Tuesday, October 14, 2003

NOT DOING NOTHING

Just doing it quietly.
The report of arrests in connection with the Baghdad Hotel bombing was the first public announcement of detentions tied to any of the eight car bomb attacks in Iraq that have killed more than 135 people, most of them Iraqis, since early August. Six exploded in Baghdad, and an estimated 100 people were killed in late August when a car bomb detonated outside a Shiite Muslim shrine in Najaf.

A senior military intelligence official, who spoke on condition of anonymity, said in an interview Friday that U.S. military forces arrested one or two suspected foreign terrorists last month who were linked to the bombings of the U.N. headquarters and the Jordanian Embassy in August. The official said the two were picked up in a raid on a house in Ramadi, west of Baghdad, during which two soldiers were killed and seven suffered minor wounds. The official did not provide any other details.

Iraqi and U.S. commanders here have blamed increasingly violent resistance activity on foreign guerrillas who have slipped through Iraq's borders undetected.

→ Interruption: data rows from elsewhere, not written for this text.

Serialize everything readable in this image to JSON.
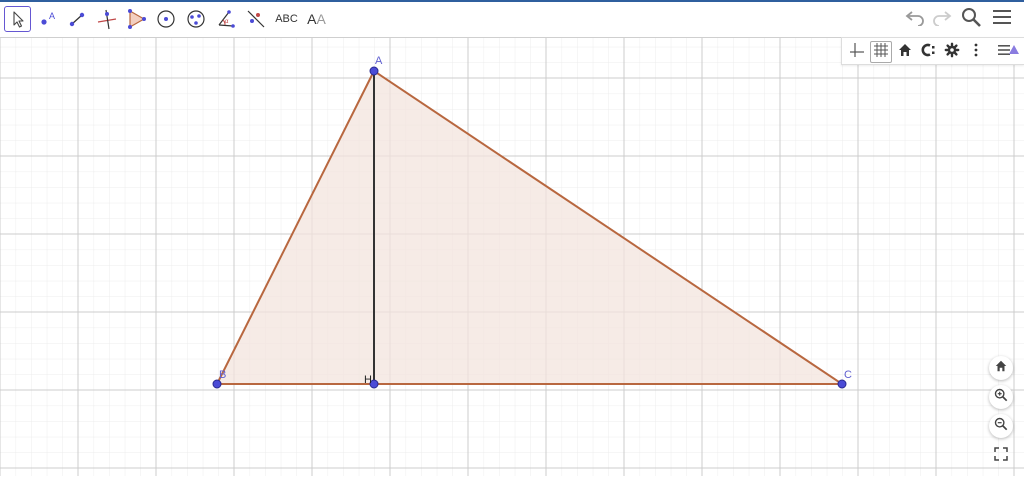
{
  "toolbar": {
    "tools": [
      {
        "name": "move-tool-icon"
      },
      {
        "name": "point-tool-icon",
        "label": "A"
      },
      {
        "name": "segment-tool-icon"
      },
      {
        "name": "perpendicular-line-tool-icon"
      },
      {
        "name": "polygon-tool-icon"
      },
      {
        "name": "circle-center-point-tool-icon"
      },
      {
        "name": "circle-three-points-tool-icon"
      },
      {
        "name": "angle-tool-icon"
      },
      {
        "name": "reflect-tool-icon"
      },
      {
        "name": "text-tool",
        "label": "ABC"
      },
      {
        "name": "style-text-tool",
        "label": "AA"
      }
    ],
    "right_buttons": [
      "undo-icon",
      "redo-icon",
      "search-icon",
      "menu-icon"
    ]
  },
  "style_bar": {
    "buttons": [
      "axes-toggle-icon",
      "grid-toggle-icon",
      "home-icon",
      "point-capturing-icon",
      "gear-icon",
      "more-icon",
      "style-bar-toggle-icon"
    ]
  },
  "graphics": {
    "points": [
      {
        "name": "A",
        "label": "A"
      },
      {
        "name": "B",
        "label": "B"
      },
      {
        "name": "C",
        "label": "C"
      },
      {
        "name": "H",
        "label": "H"
      }
    ],
    "colors": {
      "polygon_fill": "#f3e4de",
      "polygon_stroke": "#b8673f",
      "point_fill": "#4b4bd6",
      "altitude": "#333333",
      "grid_minor": "#ececec",
      "grid_major": "#cccccc"
    }
  },
  "zoom_controls": [
    "home-view-icon",
    "zoom-in-icon",
    "zoom-out-icon",
    "fullscreen-icon"
  ]
}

"I don't think we know the exact extent of the foreign fighters coming in," the senior official said. "What you have now is a small group -- two, three or four people. They come in privately owned vehicles and they're not coming with weapons, so it's very hard to track the numbers."

The official said the foreigners are predominantly associated with Ansar al-Islam, a Muslim guerrilla group that was driven out of northern Iraq by U.S. forces.